Joachim Rücker (born May 30, 1951, in Schwäbisch Hall, Baden-Württemberg) is a German diplomat. He was the president of the United Nations Human Rights Council.

==Personal life==
Rücker was born in 1951 in Schwäbisch Hall, Baden-Württemberg, Germany.

He has a doctoral degree in international economics.

==Career==
Rücker previously served as a foreign policy adviser to the Social Democratic parliamentary group in the German Bundestag.

He was the Commissioner for Finance and Head of the Budget and Finance Division at the Federal Foreign Office in Berlin. Rücker also held various postings in the Federal Foreign Office in Bonn and German embassies abroad, including Dar es Salaam, Detroit (as Consulate-General) and Vienna. Additionally, he was the Ambassador and Deputy High Representative for Administration and Finance in the Office of the High Representative in Sarajevo, and the Mayor of the city of Sindelfingen in Germany.

From September 2006 to 20 June 2008, Rücker served as the Special Representative of the United Nations Secretary-General for Kosovo and the head of UNMIK. In November of that year, he was named Ambassador of Germany to Sweden.

=== President of the United Nations Human Rights Council, 2015 ===
In January 2015, Rücker was appointed the president of the United Nations Human Rights Council.

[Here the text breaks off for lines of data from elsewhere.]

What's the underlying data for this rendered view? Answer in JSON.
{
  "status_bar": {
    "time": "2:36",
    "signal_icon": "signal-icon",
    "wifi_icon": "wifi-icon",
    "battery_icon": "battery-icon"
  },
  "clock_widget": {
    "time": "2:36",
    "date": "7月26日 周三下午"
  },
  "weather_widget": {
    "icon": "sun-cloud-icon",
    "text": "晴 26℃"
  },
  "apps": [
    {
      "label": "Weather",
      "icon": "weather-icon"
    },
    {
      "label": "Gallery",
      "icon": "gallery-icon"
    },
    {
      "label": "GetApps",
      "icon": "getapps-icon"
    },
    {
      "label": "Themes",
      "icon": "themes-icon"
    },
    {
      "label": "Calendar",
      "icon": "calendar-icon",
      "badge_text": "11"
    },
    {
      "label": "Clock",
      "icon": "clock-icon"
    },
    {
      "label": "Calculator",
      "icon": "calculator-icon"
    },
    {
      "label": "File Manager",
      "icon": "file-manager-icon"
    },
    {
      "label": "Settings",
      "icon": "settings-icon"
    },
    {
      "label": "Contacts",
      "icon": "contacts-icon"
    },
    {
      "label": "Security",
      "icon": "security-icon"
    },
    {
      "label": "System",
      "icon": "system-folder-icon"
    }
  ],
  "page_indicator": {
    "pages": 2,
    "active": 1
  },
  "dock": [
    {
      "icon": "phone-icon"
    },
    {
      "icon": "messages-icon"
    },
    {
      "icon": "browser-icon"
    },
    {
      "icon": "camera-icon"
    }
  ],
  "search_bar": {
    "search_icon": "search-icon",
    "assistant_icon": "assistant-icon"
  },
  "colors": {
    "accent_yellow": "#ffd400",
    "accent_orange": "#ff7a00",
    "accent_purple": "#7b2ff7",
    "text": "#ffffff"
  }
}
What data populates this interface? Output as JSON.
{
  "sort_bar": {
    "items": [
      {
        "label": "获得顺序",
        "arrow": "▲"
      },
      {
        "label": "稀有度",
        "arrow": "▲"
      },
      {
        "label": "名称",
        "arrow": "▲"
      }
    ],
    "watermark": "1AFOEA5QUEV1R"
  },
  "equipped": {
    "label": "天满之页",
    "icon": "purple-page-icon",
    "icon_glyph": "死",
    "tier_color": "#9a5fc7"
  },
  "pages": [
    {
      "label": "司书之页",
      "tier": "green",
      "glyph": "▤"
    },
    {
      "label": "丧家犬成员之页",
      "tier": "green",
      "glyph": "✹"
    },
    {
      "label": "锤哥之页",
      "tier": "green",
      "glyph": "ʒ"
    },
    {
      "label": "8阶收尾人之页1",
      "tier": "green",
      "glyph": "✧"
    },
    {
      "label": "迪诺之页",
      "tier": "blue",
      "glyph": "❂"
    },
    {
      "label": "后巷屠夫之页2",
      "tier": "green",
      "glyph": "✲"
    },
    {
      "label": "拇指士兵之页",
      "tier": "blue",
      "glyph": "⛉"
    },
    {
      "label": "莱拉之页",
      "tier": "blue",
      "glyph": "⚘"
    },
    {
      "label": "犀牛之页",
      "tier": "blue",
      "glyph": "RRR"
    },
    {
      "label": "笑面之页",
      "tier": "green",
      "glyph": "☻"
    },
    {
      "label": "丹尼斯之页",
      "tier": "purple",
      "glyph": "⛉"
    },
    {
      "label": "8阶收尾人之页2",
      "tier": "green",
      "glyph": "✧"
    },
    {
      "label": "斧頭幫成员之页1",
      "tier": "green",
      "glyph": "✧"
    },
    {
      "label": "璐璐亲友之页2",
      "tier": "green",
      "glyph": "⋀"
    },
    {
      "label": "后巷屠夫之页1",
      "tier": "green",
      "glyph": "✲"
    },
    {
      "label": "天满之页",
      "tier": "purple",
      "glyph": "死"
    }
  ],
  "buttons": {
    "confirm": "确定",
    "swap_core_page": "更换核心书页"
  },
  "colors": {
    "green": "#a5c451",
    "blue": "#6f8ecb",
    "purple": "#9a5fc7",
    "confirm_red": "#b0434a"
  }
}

He was the first German diplomat to be elected to the position.

On July 3, 2015, Rücker over-ruled the election of Katrin Nyman-Metcalf, the Estonian candidate ranked first by a "consultative group" of five ambassadors – from Poland, Chile, Greece, Algeria and chaired by Saudi Arabia – for the office of the United Nations' first special rapporteur on digital privacy after activist groups said she would not be a strong enough critic of U.S. surveillance. Instead, he proposed the second-ranked candidate instead, Joseph Cannataci of Malta. Germany and Brazil, whose governments were targets of U.S. surveillance, were the original initiators of the investigator post, approved unanimously by the 47 Council members in March 2015.